Imitation is the sincerest form of flattery, so I’m following the example of fellow blogger Midi Hideaways, who wrote a recent post about the statuary and carved stone faces on buildings in the towns of the Languedoc. In this post I look at some of the less flamboyant, but often charming, architectural patrimoine in our area.
If you look upwards in French towns or villages with old buildings, you’ll notice a variety of faces and figures staring out into space. Some of them look as if they were incorporated when the house was built; others seem to have been stuck on later, perhaps as a result of pillaging stone from a ruined building. By the way, it’s also a good idea to watch where you’re walking. Dog owners in France have not yet wholeheartedly embraced the idea of the plastic bags provided by many communes.
Gargoyle or chimera?
Now, I have a question for you. Do you know the difference between a gargoyle (gargouille) and a chimera or grotesque (chimère)? I didn’t, until quite recently. A gargoyle is a waterspout carved in the shape of a figure or animal, which channelled rainwater away from the wall of a building. A chimera is a mythical beast, used principally for decoration. Both were said to frighten off evil spirits and thus protect the inhabitants of a house or the congregation of a church.
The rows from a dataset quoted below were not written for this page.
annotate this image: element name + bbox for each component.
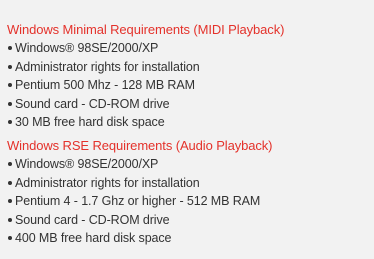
list-item-text: 400 MB free hard disk space — [15, 231, 172, 245]
bullet-dot-icon — [8, 162, 12, 167]
bullet-dot-icon — [8, 199, 12, 204]
bullet-dot-icon — [8, 101, 12, 106]
list-item: 30 MB free hard disk space — [7, 113, 367, 132]
list-item: Sound card - CD-ROM drive — [7, 95, 367, 114]
requirements-list: Windows® 98SE/2000/XP Administrator righ… — [7, 39, 367, 132]
requirements-panel: Windows Minimal Requirements (MIDI Playb… — [0, 0, 374, 259]
bullet-dot-icon — [8, 180, 12, 185]
list-item: Administrator rights for installation — [7, 174, 367, 193]
bullet-dot-icon — [8, 120, 12, 125]
list-item: 400 MB free hard disk space — [7, 229, 367, 248]
bullet-dot-icon — [8, 236, 12, 241]
list-item-text: Sound card - CD-ROM drive — [15, 212, 170, 227]
list-item-text: Windows® 98SE/2000/XP — [15, 41, 159, 55]
midi-requirements-section: Windows Minimal Requirements (MIDI Playb… — [7, 21, 367, 132]
list-item-text: Windows® 98SE/2000/XP — [15, 157, 159, 171]
section-heading: Windows Minimal Requirements (MIDI Playb… — [7, 22, 285, 37]
list-item-text: Pentium 4 - 1.7 Ghz or higher - 512 MB R… — [15, 194, 261, 208]
list-item: Sound card - CD-ROM drive — [7, 211, 367, 230]
rse-requirements-section: Windows RSE Requirements (Audio Playback… — [7, 137, 367, 248]
bullet-dot-icon — [8, 83, 12, 88]
section-heading: Windows RSE Requirements (Audio Playback… — [7, 138, 273, 153]
list-item-text: Administrator rights for installation — [15, 175, 200, 190]
list-item: Pentium 4 - 1.7 Ghz or higher - 512 MB R… — [7, 192, 367, 211]
list-item: Administrator rights for installation — [7, 58, 367, 77]
list-item: Windows® 98SE/2000/XP — [7, 39, 367, 58]
bullet-dot-icon — [8, 46, 12, 51]
list-item-text: Administrator rights for installation — [15, 59, 200, 74]
list-item-text: Pentium 500 Mhz - 128 MB RAM — [15, 78, 195, 92]
bullet-dot-icon — [8, 64, 12, 69]
bullet-dot-icon — [8, 217, 12, 222]
list-item-text: 30 MB free hard disk space — [15, 115, 165, 129]
list-item-text: Sound card - CD-ROM drive — [15, 96, 170, 111]
requirements-list: Windows® 98SE/2000/XP Administrator righ… — [7, 155, 367, 248]
list-item: Pentium 500 Mhz - 128 MB RAM — [7, 76, 367, 95]
list-item: Windows® 98SE/2000/XP — [7, 155, 367, 174]
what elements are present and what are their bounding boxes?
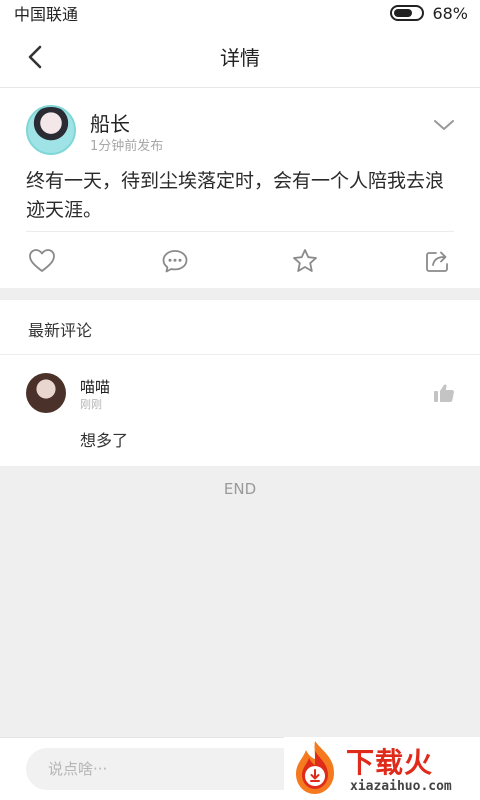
comment-icon: [162, 250, 188, 273]
watermark-url: xiazaihuo.com: [350, 779, 452, 794]
page-title: 详情: [220, 46, 260, 70]
expand-button[interactable]: [430, 114, 458, 136]
post-content: 终有一天，待到尘埃落定时，会有一个人陪我去浪迹天涯。: [26, 170, 445, 221]
comments-section: 最新评论 喵喵 刚刚 想多了: [0, 300, 480, 466]
post-time: 1分钟前发布: [90, 139, 164, 154]
comment-input[interactable]: [26, 748, 306, 790]
post-card: 船长 1分钟前发布 终有一天，待到尘埃落定时，会有一个人陪我去浪迹天涯。: [0, 88, 480, 288]
chevron-left-icon: [28, 45, 42, 69]
battery-percent: 68%: [432, 3, 468, 23]
like-button[interactable]: [26, 245, 58, 277]
status-bar: 中国联通 68%: [0, 0, 480, 26]
favorite-button[interactable]: [289, 245, 321, 277]
flame-logo-icon: [296, 741, 334, 794]
end-label: END: [223, 480, 257, 498]
battery-fill: [394, 9, 413, 17]
comment-time: 刚刚: [80, 398, 102, 411]
author-avatar[interactable]: [26, 105, 76, 155]
comment-author-name[interactable]: 喵喵: [80, 376, 110, 397]
latest-comments-title: 最新评论: [28, 321, 93, 340]
post-divider: [26, 231, 454, 232]
battery-icon: [390, 5, 425, 21]
commenter-avatar[interactable]: [26, 373, 66, 413]
site-watermark: 下载火 xiazaihuo.com: [284, 737, 480, 800]
watermark-title: 下载火: [346, 746, 434, 779]
heart-icon: [29, 249, 55, 272]
star-icon: [293, 249, 317, 272]
share-icon: [426, 251, 448, 272]
thumbs-up-icon: [434, 384, 454, 402]
comments-divider: [0, 354, 480, 355]
status-right: 68%: [390, 4, 468, 23]
post-author-name[interactable]: 船长: [90, 108, 130, 137]
chevron-down-icon: [434, 120, 454, 130]
comment-button[interactable]: [159, 245, 191, 277]
back-button[interactable]: [18, 40, 52, 74]
carrier-label: 中国联通: [14, 5, 79, 24]
share-button[interactable]: [422, 245, 454, 277]
navigation-bar: 详情: [0, 26, 480, 88]
comment-text: 想多了: [80, 431, 129, 450]
comment-like-button[interactable]: [432, 381, 456, 405]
The château de Puylagarde has examples of both:
On a guided tour of our local village a few years ago, the guide drew our attention to a number of these figures. La Maison des Loups (the house of the wolves) probably dates from the 13th century and is celebrated for its variety of carved stone faces and animals. The latter could actually be dogs, but wolves sound more dramatic.
She also showed us something I had never noticed before. High up on the wall above the road between Caylus and Saint-Antonin, sits the figure below, poking its tongue out. The guide explained that, during the Wars of Religion and the Huguenot Rebellions (late 16th/early 17th centuries), Caylus was staunchly Catholic, while Saint-Antonin was steadfastly Protestant. Louis XIII even stayed in Caylus in 1622, while his troops laid siege to Saint-Antonin. The figure is supposed to represent the burghers of Caylus showing their contempt for the people of Saint-Antonin.
The twisting alleyways of Saint-Antonin itself are also adorned with carved figures.
Preserved for posterity
Sometimes the figures represented local VIPs, whose faces are preserved for posterity. And you don’t always have to look up. The massive fontaine des consuls in Najac dates from 1344. In addition to the face of the Bishop of Rodez and a bearded king, it bears the names of the consuls who commissioned it and some unidentified faces who might well represent them.
Perhaps my favourite in the whole region is this jolly couple above the door of the 15th-century church of Sainte-Corneille in Puycelsi, Tarn. They don’t look very religious. Perhaps they were local bigwigs who endowed the church in some way? I haven’t been able to find out. The pigeons seem to have been less than respectful to the one on the right.